20 May 2013, News Wires – Egypt’s Oil Ministry Monday named Tarek El-Barkatawy chief executive officer of state-owned Egyptian General Petroleum Corporation, EGPC.
This is coming at a time the country is facing a severe fuel shortage and needs to negotiate favorable rates with oil producers.
Mr. El-Barkatawy replaces Sherif Haddara, who was appointed oil minister in a cabinet reshuffle earlier this month.
Mr. El-Barkatawy served as first under-secretary for agreements and exploration at the Egyptian oil ministry since December last year. He has 25 years of experience in the oil and gas sector, having worked for several international firms, the ministry said in a statement.
Egypt is working to secure oil and gas supply deals on favorable credit terms from major Arab producers in an attempt to ease fuel shortages and a government cash crunch that have proved politically damaging for the country’s Islamist President Mohammed Morsi.
The country has been facing a diesel shortage since last year, leading to rising food costs, long queues at filling stations and electricity blackouts.

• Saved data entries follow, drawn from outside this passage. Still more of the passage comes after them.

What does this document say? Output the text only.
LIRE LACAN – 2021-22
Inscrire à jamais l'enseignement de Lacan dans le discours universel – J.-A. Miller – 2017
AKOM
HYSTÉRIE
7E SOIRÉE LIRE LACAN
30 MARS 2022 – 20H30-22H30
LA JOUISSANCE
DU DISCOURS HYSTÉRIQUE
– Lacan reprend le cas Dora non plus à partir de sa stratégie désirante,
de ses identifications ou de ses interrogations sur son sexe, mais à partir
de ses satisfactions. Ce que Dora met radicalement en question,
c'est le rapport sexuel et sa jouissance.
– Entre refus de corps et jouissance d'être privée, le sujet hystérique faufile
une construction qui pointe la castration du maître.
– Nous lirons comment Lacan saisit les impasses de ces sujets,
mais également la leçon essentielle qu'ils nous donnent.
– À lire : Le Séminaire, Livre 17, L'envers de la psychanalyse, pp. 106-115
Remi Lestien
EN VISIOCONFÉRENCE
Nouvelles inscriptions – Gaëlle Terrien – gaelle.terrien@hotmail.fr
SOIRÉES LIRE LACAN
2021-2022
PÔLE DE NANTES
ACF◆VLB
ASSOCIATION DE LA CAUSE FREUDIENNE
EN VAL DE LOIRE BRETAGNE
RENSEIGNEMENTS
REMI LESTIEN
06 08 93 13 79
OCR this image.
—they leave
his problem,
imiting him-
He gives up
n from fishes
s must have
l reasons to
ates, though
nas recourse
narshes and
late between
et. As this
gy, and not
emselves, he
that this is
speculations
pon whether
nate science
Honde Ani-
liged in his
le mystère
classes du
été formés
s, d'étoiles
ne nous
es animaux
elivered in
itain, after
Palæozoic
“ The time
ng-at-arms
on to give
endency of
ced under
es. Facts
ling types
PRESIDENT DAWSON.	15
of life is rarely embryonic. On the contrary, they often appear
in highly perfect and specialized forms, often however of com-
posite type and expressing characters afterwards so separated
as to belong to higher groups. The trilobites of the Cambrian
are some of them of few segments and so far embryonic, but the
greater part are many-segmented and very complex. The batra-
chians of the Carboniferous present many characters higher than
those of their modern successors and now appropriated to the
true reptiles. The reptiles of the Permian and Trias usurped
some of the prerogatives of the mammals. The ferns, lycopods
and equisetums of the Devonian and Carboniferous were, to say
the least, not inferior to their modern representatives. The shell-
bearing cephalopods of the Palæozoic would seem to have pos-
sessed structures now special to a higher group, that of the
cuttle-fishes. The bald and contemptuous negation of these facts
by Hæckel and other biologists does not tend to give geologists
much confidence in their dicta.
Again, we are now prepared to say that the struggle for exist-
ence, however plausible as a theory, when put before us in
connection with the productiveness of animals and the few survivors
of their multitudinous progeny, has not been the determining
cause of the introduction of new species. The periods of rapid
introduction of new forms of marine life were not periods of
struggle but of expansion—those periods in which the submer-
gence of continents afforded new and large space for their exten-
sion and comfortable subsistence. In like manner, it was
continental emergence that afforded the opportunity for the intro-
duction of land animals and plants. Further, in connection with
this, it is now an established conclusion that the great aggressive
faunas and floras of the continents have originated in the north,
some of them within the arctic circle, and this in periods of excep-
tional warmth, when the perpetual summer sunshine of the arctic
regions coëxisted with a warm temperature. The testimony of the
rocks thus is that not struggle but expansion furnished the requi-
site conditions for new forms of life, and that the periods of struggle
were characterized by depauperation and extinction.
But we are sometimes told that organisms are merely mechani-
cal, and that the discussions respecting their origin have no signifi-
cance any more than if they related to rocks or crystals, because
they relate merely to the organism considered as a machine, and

The fuel crisis has compounded broader economic problems in the country, which in 2011 overthrew the government of Hosni Mubarak in a popular uprising, paving the way for the electoral victory of Mr. Morsi’s Muslim Brotherhood.
Egypt’s government is short of funds and has been negotiating with the International Monetary Fund over a $4.8 billion loan, which analysts and investors say is critical for the country. IMF officials left Cairo last month without agreeing on the terms of the loan.
EGPC has been paying hefty premiums for its crude supplies due to the weaker Egyptian pound and is struggling to pay its debt of between $5 billion and $7 billion to foreign energy companies.